C’est le cas de ce couple de Parisiens, qui vient de débarquer à Porrentruy avec ses deux
enfants. Lui est homme d’affaires, il travaille dans l’import export. Il y a un mois, il est
venu pendre une option sur une belle maison villageoise d’un million d’euros. Il saura dans
quelques jours si l’administration fiscale du Jura suisse lui accorde le forfait fiscal.
“Nous pensions depuis plusieurs mois à nous établir en Suisse, mais les déclarations de
Sarkozy et de Hollande ont agi comme un déclic. Cela n’a pas de sens de donner à l’Etat
75% de l’argent que nous avons gagné, cela tourne à l’usure. Et maintenant, si Sarkozy veut
taxer les forfaits fiscaux, il faudrait qu’il vienne nous chercher!”
Avec ces nouveaux exilés fiscaux, la Suisse va de nouveau se trouver à cheval entre ses intérêts et ses bonnes relations avec le voisinage. On sent le malaise quand on appelle le bureau cantonal des impôts, et qu’on demande le chiffre des Français qui ont obtenu le forfait
fiscal dans le canton du Jura.
Ce chiffre, ils le livraient sans grande difficulté les années précédentes. On pouvait vérifier
qu’il y a dix ans, ces exilés français se comptaient sur les doigts d’une seule main. Nous savons, par un fonctionnaire de l’Etat jurassien qui veut conserver l’anonymat, que le petit
canton du Jura, seulement 70 000 habitants, héberge en ce moment plusieurs dizaines de
riches exilés français. Mais au bureau cantonal des impôts, on nous prévient : le chiffre ne
sera pas communiqué. La raison ? Un fonctionnaire l’explique : “Pour ne pas amplifier la
tension avec la France.”
Cette tension est structurelle: Paris combat les évadés fiscaux, la Suisse les reçoit en amis.
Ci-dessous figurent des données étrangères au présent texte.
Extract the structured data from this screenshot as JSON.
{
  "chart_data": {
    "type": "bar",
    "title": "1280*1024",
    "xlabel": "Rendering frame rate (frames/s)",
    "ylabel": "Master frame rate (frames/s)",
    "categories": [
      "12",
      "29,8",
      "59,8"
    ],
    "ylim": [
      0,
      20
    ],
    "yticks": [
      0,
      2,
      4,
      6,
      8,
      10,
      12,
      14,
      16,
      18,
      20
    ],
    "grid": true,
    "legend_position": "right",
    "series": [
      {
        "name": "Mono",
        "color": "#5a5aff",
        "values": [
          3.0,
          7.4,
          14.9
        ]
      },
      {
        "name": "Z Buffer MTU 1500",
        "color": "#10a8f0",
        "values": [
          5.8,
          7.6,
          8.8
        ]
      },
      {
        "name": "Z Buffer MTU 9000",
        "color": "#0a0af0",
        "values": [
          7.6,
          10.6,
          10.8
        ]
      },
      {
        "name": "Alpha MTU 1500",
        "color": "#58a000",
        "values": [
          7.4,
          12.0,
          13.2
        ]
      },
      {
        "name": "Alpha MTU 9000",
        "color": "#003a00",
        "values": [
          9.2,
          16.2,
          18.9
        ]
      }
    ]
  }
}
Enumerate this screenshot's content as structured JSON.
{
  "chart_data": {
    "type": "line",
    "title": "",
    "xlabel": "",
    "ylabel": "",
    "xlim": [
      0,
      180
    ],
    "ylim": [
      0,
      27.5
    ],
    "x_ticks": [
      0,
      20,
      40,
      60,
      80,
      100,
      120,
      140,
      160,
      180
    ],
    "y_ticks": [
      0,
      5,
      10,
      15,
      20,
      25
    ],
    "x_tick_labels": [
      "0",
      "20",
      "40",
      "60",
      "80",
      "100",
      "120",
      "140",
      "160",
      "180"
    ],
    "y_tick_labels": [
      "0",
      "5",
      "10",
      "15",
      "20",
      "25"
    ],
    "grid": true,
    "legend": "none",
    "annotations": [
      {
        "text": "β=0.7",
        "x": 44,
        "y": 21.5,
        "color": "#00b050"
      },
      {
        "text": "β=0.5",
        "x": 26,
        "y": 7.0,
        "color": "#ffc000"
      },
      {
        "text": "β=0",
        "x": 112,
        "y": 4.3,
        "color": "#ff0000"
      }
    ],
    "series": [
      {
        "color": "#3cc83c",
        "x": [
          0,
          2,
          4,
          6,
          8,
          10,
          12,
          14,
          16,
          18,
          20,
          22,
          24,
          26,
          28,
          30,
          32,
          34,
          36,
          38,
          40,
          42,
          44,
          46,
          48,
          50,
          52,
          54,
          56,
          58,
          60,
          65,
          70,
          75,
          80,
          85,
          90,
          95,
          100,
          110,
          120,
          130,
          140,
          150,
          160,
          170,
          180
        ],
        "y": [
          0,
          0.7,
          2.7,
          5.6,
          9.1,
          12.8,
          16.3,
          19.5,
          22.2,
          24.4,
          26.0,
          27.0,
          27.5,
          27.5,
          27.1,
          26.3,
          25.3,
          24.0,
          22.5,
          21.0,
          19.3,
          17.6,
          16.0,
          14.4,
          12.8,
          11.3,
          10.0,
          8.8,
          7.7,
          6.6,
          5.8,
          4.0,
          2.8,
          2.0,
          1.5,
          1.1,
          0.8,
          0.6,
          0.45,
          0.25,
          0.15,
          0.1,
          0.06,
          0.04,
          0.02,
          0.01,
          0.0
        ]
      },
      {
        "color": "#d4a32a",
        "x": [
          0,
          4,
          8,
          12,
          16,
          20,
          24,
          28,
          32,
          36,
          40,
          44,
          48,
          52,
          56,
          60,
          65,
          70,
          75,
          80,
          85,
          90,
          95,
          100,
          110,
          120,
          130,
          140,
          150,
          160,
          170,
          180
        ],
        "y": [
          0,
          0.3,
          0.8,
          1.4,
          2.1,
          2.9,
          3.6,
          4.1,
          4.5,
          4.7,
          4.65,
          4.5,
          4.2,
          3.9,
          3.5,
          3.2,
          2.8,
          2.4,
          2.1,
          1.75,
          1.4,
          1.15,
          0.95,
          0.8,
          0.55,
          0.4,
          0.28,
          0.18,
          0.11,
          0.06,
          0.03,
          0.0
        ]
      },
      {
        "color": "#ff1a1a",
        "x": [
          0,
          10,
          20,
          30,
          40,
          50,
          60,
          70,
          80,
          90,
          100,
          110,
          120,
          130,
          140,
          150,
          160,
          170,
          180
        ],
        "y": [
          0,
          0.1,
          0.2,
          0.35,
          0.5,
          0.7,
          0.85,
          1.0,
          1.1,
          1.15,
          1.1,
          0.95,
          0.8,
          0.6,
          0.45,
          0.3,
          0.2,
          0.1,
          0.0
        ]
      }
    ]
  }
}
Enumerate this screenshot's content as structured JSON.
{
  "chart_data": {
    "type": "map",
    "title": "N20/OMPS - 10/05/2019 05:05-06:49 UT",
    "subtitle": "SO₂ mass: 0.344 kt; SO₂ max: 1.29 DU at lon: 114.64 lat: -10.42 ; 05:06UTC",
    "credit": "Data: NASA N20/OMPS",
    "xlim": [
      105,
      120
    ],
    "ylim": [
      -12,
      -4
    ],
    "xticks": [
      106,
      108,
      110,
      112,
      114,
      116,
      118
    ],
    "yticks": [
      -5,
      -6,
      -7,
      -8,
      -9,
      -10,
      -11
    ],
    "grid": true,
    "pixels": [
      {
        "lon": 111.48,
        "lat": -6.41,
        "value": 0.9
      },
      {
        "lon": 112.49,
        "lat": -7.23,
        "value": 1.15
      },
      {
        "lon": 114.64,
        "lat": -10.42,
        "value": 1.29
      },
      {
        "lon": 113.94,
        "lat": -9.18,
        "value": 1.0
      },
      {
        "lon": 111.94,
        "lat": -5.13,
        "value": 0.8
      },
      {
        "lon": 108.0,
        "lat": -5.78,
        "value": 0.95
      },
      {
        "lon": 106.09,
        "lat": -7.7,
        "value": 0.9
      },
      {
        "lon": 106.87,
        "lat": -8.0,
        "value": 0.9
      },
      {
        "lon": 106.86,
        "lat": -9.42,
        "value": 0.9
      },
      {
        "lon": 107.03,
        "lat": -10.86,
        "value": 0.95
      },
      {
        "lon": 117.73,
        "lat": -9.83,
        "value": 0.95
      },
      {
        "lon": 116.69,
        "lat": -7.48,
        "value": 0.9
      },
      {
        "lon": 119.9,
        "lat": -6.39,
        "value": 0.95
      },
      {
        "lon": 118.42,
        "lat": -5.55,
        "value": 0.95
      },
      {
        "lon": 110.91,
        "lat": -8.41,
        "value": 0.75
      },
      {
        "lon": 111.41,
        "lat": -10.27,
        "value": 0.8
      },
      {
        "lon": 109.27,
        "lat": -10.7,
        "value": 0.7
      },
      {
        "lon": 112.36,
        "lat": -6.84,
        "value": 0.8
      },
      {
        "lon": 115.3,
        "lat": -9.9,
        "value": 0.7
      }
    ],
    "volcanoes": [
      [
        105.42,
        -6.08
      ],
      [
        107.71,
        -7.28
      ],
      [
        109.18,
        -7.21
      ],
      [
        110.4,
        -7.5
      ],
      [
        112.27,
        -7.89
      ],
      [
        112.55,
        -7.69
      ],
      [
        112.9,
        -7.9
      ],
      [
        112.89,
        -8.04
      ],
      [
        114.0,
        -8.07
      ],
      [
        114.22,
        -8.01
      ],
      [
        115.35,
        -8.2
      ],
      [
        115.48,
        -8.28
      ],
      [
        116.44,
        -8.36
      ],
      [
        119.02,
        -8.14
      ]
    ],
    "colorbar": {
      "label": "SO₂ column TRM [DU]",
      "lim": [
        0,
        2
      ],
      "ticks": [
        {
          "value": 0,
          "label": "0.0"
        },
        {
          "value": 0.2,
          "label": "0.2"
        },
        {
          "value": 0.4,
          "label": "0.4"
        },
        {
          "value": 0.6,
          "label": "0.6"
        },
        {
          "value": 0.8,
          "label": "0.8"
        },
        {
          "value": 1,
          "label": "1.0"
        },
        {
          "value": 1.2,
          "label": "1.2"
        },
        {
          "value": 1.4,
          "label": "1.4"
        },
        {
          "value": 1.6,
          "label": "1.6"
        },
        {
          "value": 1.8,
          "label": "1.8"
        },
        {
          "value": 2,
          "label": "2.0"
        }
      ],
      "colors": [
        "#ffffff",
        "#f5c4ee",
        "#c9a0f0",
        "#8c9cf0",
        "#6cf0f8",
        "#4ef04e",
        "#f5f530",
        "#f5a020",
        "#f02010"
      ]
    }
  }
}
Elle a monté d’un cran depuis l’annonce de Sarkozy sur TF1, le 12 mars : s’il reste président, les évadés fiscaux en Suisse devront payer au fisc la somme que le forfait fiscal leur
permet de mettre à gauche. Sinon, ils perdront la nationalité française. La Suisse, inquiète,
s’attend à ce que Paris lui demande le nom des exilés fiscaux français, ce qui pourrait entraîner des débats difficiles.
Pareil en cas de victoire de François Hollande, qui veut étendre l’impôt sur la fortune à nos
compatriotes à l’étranger. La Suisse acceptera-t-elle alors de perdre ses “clients” français,
en négociant avec Paris une convention de double imposition ? De l’avis d’un avocat de la
place financière de Genève, Vincent Solari, ce n’est pas gagné :
« La Suisse va résister. Elle est bien trop désireuse de conserver cette manne financière
[qui chaque année fait tomber 556 millions d'euros dans les caisses de l'Etat, Ndlr] ! Elle
fait la prospérité du pays et contribue au bien-être général. »
L’après présidentielle, donc, pourrait ouvrir une nouvelle période de tension franco-suisse.
En attendant, dans le canton du Jura, c’est encore le bonheur. Pour les agents immobiliers,
surtout. Des Français riches et prévoyants débarquent en trombe ici pour se domicilier et
planquer leur argent avant les élections.
Dans un bistrot de Porrentruy, des buveurs jurassiens trinquent au comptoir à la santé de
ces maisons qui s’achètent vite et bien. Ils lèvent la pinte de bière et portent un toast sur un
ton rigolard: “Merci Nicolas ! Merci François!”